6: SelectedValue='<%# Eval("Administrator") %>'
7: DataTextField="FullName" DataValueField="PersonID" OnInit="DepartmentsDropDownList_Init" >
8: </asp:DropDownList>
9: </EditItemTemplate>
This EditItemTemplate
control is similar to the InsertItemTemplate
control in the DepartmentsAdd.aspx page. The difference is that the initial value of the control is set using the SelectedValue
attribute.
Before the GridView
control, add a ValidationSummary
control as you did in the DepartmentsAdd.aspx page.
[!code-aspxMain]
1: <asp:ValidationSummary ID="DepartmentsValidationSummary" runat="server"

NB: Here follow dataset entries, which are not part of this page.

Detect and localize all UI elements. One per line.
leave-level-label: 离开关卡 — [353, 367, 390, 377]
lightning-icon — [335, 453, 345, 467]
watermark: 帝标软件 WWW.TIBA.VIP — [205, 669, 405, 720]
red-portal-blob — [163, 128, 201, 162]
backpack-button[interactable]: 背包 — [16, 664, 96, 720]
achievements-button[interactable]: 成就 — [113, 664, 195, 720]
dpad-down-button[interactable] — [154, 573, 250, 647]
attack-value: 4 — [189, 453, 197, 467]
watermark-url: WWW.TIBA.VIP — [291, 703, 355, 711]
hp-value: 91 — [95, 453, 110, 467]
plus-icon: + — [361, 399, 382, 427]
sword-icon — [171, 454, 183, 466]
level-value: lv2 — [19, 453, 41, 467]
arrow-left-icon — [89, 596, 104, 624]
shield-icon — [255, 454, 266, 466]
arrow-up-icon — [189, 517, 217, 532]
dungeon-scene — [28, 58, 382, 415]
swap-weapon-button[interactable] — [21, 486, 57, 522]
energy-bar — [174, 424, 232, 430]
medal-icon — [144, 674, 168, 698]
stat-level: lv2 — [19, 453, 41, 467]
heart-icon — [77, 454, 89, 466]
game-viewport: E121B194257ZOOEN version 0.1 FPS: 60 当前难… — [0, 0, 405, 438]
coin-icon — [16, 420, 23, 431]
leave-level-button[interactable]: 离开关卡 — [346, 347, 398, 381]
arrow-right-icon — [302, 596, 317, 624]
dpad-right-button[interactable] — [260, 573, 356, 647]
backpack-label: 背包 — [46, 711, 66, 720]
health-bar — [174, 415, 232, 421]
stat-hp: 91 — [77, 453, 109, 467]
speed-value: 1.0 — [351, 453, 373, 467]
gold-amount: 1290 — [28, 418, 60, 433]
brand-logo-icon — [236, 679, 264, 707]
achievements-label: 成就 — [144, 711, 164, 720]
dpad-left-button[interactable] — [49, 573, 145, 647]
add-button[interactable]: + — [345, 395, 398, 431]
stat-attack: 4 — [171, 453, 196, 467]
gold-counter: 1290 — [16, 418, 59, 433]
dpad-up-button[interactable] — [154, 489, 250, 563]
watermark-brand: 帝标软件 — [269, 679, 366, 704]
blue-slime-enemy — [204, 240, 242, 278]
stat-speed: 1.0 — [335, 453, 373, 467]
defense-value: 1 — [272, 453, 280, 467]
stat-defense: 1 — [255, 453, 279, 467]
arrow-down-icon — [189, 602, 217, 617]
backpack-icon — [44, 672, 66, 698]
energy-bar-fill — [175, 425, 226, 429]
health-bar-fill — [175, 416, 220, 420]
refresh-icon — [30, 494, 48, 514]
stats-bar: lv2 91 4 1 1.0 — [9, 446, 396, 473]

2: ShowSummary="true" DisplayMode="BulletList" />
Open Departments.aspx.cs and immediately after the partial-class declaration, add the following code to create a private field to reference the DropDownList
control:
[!code-csharpMain]
1: private DropDownList administratorsDropDownList;
Then add handlers for the DropDownList
control’s Init
event and the GridView
control’s RowUpdating
event:
[!code-csharpMain]
1: protected void DepartmentsDropDownList_Init(object sender, EventArgs e)
2: {
3: administratorsDropDownList = sender as DropDownList;
4: }
5:
6: protected void DepartmentsGridView_RowUpdating(object sender, GridViewUpdateEventArgs e)
7: {
8: e.NewValues["Administrator"] = administratorsDropDownList.SelectedValue;
9: }
The handler for the Init
event saves a reference to the DropDownList
control in the class field. The handler for the RowUpdating
event uses the reference to get the value the user entered and apply it to the Administrator
property of the Department
entity.
Use the DepartmentsAdd.aspx page to add a new department, then run the Departments.aspx page and click Edit on the row that you added.
[!NOTE] You will not be able to edit rows that you did not add (that is, that were already in the database), because of invalid data in the database; the administrators for the rows that were created with the database are students. If you try to edit one of them, you will get an error page that reports an error like
'InstructorsDropDownList' has a SelectedValue which is invalid because it does not exist in the list of items.
If you enter an invalid Budget amount and then click Update, you see the same asterisk and error message that you saw in the Departments.aspx page.
Change a field value or select a different administrator and click Update. The change is displayed.
This completes the introduction to using the ObjectDataSource
control for basic CRUD (create, read, update, delete) operations with the Entity Framework. You’ve built a simple n-tier application, but the business-logic layer is still tightly coupled to the data-access layer, which complicates automated unit testing. In the following tutorial you’ll see how to implement the repository pattern to facilitate unit testing.